Debiutujący w tym roku w ekipie Red Bull Racing Daniel Ricciardo wierzy, że austriacki zespół może wrócić na szczyt w Formule 1 już bez udziału Sebastiana Vettela.

Red Bull Racing po wyścigu w Rosji definitywnie pożegnał się z szansami na obronę mistrzowskiego tytułu, który trafił w ręce Mercedesa.
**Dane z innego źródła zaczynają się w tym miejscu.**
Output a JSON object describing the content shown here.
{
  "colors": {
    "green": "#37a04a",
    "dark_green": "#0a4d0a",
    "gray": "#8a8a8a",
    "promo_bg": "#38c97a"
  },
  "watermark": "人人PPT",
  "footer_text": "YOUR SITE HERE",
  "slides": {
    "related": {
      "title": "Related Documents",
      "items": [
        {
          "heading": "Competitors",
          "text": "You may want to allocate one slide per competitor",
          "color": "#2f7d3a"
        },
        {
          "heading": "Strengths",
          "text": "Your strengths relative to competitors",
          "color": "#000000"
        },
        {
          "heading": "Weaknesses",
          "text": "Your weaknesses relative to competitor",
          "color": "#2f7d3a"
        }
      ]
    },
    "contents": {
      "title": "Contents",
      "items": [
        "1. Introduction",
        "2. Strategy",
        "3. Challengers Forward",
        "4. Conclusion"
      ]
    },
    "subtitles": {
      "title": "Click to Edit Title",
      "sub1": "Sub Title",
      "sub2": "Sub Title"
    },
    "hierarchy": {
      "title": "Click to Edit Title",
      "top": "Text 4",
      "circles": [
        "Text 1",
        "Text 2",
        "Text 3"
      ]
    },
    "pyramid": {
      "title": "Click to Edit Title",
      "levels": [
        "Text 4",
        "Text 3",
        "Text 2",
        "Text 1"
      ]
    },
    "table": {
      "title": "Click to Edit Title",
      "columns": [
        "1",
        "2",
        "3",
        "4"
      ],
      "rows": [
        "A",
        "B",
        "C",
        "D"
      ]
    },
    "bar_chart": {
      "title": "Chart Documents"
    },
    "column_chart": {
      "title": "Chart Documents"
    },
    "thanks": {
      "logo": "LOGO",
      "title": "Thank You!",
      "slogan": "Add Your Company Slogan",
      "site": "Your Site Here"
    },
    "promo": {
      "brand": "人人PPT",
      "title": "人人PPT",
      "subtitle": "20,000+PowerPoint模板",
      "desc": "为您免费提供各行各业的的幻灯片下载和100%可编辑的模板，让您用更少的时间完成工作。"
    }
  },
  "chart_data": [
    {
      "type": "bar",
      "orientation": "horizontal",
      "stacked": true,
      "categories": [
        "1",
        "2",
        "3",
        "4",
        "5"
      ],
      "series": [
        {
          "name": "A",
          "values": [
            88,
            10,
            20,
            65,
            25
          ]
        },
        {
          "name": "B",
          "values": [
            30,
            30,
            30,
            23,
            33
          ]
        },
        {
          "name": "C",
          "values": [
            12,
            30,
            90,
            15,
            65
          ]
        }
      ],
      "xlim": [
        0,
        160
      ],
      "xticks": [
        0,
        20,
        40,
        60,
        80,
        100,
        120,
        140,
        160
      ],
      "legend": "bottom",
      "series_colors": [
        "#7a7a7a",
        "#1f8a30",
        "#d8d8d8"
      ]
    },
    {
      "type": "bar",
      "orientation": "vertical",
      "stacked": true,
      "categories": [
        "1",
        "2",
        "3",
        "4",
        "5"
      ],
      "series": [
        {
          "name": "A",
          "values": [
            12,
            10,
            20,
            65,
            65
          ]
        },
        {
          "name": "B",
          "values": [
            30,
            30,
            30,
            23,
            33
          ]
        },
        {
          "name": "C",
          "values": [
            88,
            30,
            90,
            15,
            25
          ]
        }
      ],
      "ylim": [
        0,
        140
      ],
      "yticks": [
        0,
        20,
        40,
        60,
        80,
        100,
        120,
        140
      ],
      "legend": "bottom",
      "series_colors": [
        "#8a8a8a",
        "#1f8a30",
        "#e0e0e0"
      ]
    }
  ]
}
Daniel Ricciardo, który zachował jeszcze iluzoryczne szanse na zdobycie tytułu wśród kierowców myśli już o kolejnym sezonie.

- Nie powiedziałbym, że to (porażka z Mercedesem - dop. red.) mnie martwi - stwierdził 25-latek. - To oczywiste, że Red Bull nie był w tym roku dominującym zespołem tak jak w ostatnich czterech latach, ale to nie nieuniknione; nie może być wiecznie na szczycie - przyznał.
[ad=rectangle]

Po zakończonym sezonie z Red Bullem żegna się Sebastian Vettel. Daniel Ricciardo ma nadzieję, że do spółki z jego następcą Daniiłem Kwiatem będzie w stanie utrzymać zespół w czubie. - Nie boję się, że będziemy spadać w dół, ale oczywiści moja i Daniiła w tym rola, aby zespół wciąż był w czołówce. Chcemy się odbudować i znów wrócić na szczyt - dodał Australijczyk.

Zwycięzca Grand Prix Austrii, Belgii i Węgier twierdzi, że jego odpowiedzialność za zespół nie będzie większa po przyjściu 20-letniego Rosjanina. - Nie sądzę, aby moja rola uległa znaczącej zmianie. Starałem się w tym roku zrobić jak najwięcej dla zespołu, jeśli chodzi znalezienie odpowiedniego kierunku rozwoju, więc mam tylko trochę więcej doświadczenia (niż Daniił) - powiedział Ricciardo.

- Trochę potrwa zanim Daniił stworzy własne relacje z teamem więc odrobinę więcej odpowiedzialności może spać na mnie zwłaszcza na początku sezonu, aby poprowadzić zespół w dobrym kierunku - dodał.